Las siguientes expresiones podrán descomponerse mediante productos notables o sacando factor común
\(\bullet \dfrac {x^{2}-9} {x^{2}-6x+9}=\dfrac {\left( x+3\right)\enclose{updiagonalstrike} {\left( x-3\right)} } {\left( x-3\right) ^\enclose{updiagonalstrike}{{2}}}=\boxed{\dfrac {x+3} {x-3}}\)
\(\bullet \dfrac {3x^{2}+3} {3x^{2}-3}=\dfrac {\enclose{updiagonalstrike}{3}\enclose{updiagonalstrike}{\left( x+1\right) }} {\enclose{updiagonalstrike}{3}\enclose{updiagonalstrike}{\left( x+1\right)} \left( x-1\right) }=\boxed{\dfrac {1} {x-1}}\)

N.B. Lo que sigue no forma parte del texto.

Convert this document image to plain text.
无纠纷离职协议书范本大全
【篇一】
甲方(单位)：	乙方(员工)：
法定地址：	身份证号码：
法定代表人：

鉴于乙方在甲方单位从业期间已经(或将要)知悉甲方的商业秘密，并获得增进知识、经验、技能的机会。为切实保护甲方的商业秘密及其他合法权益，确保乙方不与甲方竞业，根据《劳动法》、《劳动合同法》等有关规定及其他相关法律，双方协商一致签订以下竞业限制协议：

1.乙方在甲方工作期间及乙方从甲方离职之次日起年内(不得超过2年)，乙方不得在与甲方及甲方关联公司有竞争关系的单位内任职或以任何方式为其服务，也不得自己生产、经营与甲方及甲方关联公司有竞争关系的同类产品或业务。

\(\bullet \dfrac {x^{2}+2x+1} {5x^{2}+5x}=\dfrac {\left( x+1\right) ^\enclose{updiagonalstrike}{{2}}} {5\enclose{updiagonalstrike}{\left( x+1\right)} }=\boxed{\dfrac {x+1} {5x}}\)
\(\bullet \dfrac {5x+15} {x^{2}+6x+9}=\dfrac {5\enclose{updiagonalstrike}{\left( x+3\right)} } {\left( x+3\right) ^\enclose{updiagonalstrike}{{2}}}=\boxed{\dfrac {5} {x+3}}\)
\(\bullet \dfrac {3x^{2}+6x+3} {5x^{2}+5x}=\dfrac {3\left( x+1\right) ^\enclose{updiagonalstrike}{{2}}} {5x\enclose{updiagonalstrike}{\left( x+1\right)} }=\boxed{\dfrac {3\left( x+1\right) } {5x}}\)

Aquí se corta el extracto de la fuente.